Une autre hypothèse soutenue par le syndicat du crime veut que les yakuzas soient les nobles descendants des machi yakko (serviteurs des villes). Vers 1603, de nombreux samouraïs sans maître ou ronins devinrent des bandits. Ils étaient appelés kabuki mono, ce qui signifie "les fous" en raison de leur violence gratuite envers les habitants et de leur style extravagant. Les machi-yakko étaient les opposants des kabuki mono. Ainsi, pour redorer leur blason, les yakuzas aiment se prétendre enfants des machi-yakko, fervents défenseurs des plus faibles. Pourtant, selon les érudits, les yakuzas seraient plutôt des descendants des kabuki mono.

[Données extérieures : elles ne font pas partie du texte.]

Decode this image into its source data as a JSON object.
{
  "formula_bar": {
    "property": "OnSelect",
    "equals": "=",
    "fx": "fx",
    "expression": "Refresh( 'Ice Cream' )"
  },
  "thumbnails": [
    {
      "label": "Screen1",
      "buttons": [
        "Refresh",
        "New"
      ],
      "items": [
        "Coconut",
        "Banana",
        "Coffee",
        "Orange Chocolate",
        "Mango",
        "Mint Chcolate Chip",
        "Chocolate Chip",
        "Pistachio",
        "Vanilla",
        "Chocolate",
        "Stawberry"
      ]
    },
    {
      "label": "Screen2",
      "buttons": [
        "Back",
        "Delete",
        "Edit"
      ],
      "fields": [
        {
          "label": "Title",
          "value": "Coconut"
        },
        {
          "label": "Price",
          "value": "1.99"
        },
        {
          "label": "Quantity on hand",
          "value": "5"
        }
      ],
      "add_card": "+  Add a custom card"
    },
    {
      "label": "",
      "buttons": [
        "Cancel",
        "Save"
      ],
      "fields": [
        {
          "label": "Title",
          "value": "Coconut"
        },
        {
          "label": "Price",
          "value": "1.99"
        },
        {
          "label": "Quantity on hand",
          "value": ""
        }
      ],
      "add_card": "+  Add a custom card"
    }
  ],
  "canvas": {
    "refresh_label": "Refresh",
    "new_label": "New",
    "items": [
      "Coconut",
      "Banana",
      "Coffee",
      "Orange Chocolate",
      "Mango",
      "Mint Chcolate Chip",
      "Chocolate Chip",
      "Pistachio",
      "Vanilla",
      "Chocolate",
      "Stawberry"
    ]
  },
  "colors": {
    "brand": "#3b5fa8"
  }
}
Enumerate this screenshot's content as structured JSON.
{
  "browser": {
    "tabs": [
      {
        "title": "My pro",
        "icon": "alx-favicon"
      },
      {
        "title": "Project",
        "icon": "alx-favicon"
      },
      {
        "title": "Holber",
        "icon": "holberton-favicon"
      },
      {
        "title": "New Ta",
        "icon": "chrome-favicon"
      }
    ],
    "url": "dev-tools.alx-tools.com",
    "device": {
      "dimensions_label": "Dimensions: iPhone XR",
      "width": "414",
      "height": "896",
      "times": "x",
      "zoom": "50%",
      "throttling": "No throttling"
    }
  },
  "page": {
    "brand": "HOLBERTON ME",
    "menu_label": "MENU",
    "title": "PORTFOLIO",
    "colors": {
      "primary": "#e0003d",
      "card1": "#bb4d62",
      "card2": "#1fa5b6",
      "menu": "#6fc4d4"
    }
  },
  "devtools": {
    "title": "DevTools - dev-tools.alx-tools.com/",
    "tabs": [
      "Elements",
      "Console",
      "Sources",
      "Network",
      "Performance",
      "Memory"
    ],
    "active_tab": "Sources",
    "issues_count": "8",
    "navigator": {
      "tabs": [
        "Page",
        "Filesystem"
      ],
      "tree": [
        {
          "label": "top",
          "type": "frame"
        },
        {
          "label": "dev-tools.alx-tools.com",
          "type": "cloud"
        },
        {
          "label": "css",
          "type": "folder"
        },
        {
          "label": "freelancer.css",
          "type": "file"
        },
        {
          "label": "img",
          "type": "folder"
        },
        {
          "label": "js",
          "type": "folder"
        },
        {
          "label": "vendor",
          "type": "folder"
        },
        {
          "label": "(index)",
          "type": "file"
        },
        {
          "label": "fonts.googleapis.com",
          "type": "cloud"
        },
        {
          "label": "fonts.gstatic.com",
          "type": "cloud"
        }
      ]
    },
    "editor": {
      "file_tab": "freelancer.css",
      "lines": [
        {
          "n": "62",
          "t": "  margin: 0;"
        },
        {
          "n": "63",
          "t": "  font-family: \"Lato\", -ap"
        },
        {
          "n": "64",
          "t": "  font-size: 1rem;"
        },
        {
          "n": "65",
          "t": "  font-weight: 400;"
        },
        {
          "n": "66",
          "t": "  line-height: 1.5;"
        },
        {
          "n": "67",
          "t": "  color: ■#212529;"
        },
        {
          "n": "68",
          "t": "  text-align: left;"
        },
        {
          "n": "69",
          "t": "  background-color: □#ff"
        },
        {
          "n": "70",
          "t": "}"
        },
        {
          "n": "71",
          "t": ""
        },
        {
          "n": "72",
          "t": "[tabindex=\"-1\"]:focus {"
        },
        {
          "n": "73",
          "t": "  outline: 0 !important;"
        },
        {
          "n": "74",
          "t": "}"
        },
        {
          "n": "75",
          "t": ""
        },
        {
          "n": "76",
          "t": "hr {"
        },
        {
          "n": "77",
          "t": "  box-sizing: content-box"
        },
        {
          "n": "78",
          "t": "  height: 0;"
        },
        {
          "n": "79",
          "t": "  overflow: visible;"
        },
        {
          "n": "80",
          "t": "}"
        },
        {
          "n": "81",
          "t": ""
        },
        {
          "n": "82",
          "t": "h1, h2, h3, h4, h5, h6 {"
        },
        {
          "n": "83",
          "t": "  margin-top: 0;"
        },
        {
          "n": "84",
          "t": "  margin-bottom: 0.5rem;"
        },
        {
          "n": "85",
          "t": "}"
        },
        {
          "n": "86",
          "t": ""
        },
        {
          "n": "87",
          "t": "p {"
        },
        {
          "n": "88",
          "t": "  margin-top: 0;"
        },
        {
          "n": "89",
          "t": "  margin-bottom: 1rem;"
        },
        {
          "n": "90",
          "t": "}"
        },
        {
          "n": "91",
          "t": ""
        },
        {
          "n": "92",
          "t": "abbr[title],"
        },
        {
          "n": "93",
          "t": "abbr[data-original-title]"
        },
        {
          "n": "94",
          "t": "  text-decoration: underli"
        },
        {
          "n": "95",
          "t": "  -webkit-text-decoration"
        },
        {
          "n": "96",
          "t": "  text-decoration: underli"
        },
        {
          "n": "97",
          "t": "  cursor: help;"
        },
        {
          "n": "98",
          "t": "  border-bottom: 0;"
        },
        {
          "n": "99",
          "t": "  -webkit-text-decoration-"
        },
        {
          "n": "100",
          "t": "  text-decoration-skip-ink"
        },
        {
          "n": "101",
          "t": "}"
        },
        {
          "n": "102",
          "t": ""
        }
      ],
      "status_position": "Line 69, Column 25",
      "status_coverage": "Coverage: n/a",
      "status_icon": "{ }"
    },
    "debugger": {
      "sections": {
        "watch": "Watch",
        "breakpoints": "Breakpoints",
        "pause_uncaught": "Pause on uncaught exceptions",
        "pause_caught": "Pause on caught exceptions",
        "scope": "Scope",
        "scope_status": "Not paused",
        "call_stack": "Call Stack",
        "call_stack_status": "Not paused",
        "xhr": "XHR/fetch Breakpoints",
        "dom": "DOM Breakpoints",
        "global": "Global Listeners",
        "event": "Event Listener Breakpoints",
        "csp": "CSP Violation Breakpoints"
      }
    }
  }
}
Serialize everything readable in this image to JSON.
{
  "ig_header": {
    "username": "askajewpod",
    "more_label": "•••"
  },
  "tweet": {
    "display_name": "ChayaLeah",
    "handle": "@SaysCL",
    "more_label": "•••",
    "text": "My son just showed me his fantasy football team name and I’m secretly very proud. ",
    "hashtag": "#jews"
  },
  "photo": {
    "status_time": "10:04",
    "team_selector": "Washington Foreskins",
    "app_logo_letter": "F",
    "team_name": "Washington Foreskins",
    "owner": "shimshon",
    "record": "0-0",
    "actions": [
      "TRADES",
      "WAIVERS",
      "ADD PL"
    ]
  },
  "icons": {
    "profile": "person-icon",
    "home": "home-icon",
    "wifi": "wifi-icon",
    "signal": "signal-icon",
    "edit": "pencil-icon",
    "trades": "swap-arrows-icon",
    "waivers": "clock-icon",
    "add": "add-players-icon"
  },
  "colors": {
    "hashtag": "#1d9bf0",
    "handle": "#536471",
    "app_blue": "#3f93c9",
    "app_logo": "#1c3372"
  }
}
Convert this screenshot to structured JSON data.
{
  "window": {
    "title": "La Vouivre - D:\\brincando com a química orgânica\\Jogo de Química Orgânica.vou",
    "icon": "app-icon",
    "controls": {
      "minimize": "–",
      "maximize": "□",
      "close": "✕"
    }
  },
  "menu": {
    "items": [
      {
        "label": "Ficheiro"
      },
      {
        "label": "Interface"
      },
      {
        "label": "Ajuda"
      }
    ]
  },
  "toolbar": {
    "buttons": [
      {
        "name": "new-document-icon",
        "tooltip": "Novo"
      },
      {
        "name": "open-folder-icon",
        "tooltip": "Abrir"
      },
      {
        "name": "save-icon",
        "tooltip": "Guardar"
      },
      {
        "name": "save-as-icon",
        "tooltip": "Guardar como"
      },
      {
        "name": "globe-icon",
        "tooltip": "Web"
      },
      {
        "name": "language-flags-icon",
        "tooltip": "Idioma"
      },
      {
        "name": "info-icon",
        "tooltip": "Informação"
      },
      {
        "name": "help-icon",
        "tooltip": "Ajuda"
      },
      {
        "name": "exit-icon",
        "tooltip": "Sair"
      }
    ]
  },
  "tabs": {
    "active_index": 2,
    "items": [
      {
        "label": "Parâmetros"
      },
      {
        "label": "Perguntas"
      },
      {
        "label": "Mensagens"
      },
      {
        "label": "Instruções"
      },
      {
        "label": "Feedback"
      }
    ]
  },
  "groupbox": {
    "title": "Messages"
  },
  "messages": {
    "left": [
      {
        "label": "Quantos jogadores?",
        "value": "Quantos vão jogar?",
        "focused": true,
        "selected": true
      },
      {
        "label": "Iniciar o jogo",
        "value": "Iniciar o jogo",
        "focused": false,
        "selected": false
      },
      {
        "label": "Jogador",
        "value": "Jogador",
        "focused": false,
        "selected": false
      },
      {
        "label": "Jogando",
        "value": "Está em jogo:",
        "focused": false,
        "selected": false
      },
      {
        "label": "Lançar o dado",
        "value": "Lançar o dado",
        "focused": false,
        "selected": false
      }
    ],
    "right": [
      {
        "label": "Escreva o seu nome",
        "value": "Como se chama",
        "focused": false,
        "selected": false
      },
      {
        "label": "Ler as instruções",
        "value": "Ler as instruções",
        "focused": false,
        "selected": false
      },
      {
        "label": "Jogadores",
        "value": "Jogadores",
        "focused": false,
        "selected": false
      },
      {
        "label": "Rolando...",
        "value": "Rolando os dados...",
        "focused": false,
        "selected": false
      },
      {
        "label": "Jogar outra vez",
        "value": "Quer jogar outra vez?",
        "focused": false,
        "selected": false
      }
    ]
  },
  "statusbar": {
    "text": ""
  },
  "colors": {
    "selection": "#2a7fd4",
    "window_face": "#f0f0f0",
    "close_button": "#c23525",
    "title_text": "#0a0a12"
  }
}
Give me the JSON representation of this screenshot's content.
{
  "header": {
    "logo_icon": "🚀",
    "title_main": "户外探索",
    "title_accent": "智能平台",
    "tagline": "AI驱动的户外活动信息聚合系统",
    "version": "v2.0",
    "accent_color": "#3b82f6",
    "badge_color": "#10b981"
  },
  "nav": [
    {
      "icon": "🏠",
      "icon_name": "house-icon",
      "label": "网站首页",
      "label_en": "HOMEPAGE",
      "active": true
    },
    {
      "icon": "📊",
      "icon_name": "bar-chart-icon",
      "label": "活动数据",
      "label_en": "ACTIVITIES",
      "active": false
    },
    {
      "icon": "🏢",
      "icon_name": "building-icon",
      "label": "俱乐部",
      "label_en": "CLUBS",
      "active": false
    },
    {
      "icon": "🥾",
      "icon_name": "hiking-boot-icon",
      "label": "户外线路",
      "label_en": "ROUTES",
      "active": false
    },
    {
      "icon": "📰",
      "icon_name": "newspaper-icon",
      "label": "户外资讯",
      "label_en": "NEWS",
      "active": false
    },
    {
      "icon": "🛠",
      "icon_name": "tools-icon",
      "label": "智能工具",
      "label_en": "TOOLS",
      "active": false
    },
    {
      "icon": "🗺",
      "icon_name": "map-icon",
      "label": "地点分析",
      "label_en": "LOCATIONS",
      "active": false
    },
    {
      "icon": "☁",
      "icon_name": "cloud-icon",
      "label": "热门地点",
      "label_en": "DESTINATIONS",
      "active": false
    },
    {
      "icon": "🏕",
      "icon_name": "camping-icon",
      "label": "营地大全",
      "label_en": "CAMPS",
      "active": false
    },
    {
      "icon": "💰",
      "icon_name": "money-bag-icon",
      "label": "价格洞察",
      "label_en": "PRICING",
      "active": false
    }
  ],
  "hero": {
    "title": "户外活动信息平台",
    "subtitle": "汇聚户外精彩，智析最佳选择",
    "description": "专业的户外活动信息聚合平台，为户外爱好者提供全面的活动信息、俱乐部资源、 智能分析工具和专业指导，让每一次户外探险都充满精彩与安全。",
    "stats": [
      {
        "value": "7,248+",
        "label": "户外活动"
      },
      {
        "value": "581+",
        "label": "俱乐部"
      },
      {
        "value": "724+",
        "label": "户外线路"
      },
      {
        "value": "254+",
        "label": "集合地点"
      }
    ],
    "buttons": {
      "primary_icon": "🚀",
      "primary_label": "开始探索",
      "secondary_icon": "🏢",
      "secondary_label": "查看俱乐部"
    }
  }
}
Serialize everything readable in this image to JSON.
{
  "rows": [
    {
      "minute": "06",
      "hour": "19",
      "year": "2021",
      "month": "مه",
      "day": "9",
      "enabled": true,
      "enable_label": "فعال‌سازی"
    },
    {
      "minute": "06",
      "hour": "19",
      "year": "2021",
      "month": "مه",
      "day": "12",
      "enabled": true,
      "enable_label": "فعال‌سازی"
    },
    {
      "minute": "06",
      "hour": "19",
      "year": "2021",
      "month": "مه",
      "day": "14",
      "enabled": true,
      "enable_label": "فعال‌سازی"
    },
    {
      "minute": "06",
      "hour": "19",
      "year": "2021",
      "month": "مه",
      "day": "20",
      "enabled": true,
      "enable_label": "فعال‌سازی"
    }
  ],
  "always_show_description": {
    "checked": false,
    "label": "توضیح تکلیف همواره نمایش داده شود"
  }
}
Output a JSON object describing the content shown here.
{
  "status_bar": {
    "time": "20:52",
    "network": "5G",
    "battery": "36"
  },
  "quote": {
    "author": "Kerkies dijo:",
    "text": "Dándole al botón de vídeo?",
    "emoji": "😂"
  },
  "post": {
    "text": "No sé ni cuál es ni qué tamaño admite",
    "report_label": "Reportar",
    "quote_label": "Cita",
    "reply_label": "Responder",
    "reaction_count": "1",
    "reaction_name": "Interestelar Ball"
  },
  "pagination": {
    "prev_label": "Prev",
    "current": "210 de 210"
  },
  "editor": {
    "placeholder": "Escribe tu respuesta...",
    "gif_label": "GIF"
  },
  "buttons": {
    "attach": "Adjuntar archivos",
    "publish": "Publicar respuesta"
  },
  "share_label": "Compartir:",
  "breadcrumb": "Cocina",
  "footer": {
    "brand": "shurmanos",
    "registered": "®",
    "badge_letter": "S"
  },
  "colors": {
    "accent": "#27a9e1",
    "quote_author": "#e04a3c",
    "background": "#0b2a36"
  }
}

Organisation des clans et rituels
La mafia japonaise ressemble à la mafia sicilienne dans son organisation. Il s’agit d’une grande famille composée de clans et contrôlée par une hiérarchie à la fois pyramidale et patriarcale avec des liens de filiation. Le grand chef appelé oya, est le père protecteur de toute la famille. Les nouveaux membres représentant les « enfants ».
© Jiangang (Getty Images)
Héritiers du bushido, ou code de conduite des samouraïs, les yakuzas ont conservé certains rituels comme le tatouage traditionnel nommé Irezumi. Le seppuku ou hara-kiri, couramment pratiqué autrefois chez les samouraïs s’étend également aux yakuzas en cas de faute très grave. Aussi, la pratique du yubitsume qui consiste à se couper le petit doigt en cas de manquement à son devoir n’est pas rare ce qui explique pourquoi beaucoup de yakuzas n’ont plus tous leurs doigts. A l’origine, cette automutilation rendait le port de l’épée plus difficile et affaiblissait le yakuza.
Les nouveaux membres yakuzas participent à une cérémonie d’intégration nommée Sakazuki. Lors de ce rituel, les participants sont vêtus d’un kimono. L’Oya et le nouveau yakuza échangent une coupe de saké. Objet qui deviendra symbolique du lien familial. Aussi, lorsqu’un yakuza rend sa coupe de saké, cela signifie qu’il s’exclut définitivement du clan.
Le tatouage chez le yakuza
Les motifs très colorés recouvrent une partie importante du corps, généralement le dos, les fesses, les cuisses, le torse, les bras. Toutefois, certaines parties sont laissées nues, car l’Irezumi doit pouvoir être entièrement dissimulé par les vêtements. Ainsi, le visage, les mains, les pieds et une ligne verticale au milieu du torse restent libres.
A l’origine, le tatouage chez les yakuzas était un rite d’initiation pour les nouveaux membres qui prouvaient, par le biais de ce rituel, leur courage et leur loyauté. A l’instar des nobles qui portaient des armoiries, les yakuzas se tatouaient en signe d’appartenance à un clan. Les motifs représentaient les forces du yakuza telles que la détermination (carpe Koï), le courage (tigre), la puissance (le dragon) ou encore le symbole d’une vie éphémère (fleur de cerisier).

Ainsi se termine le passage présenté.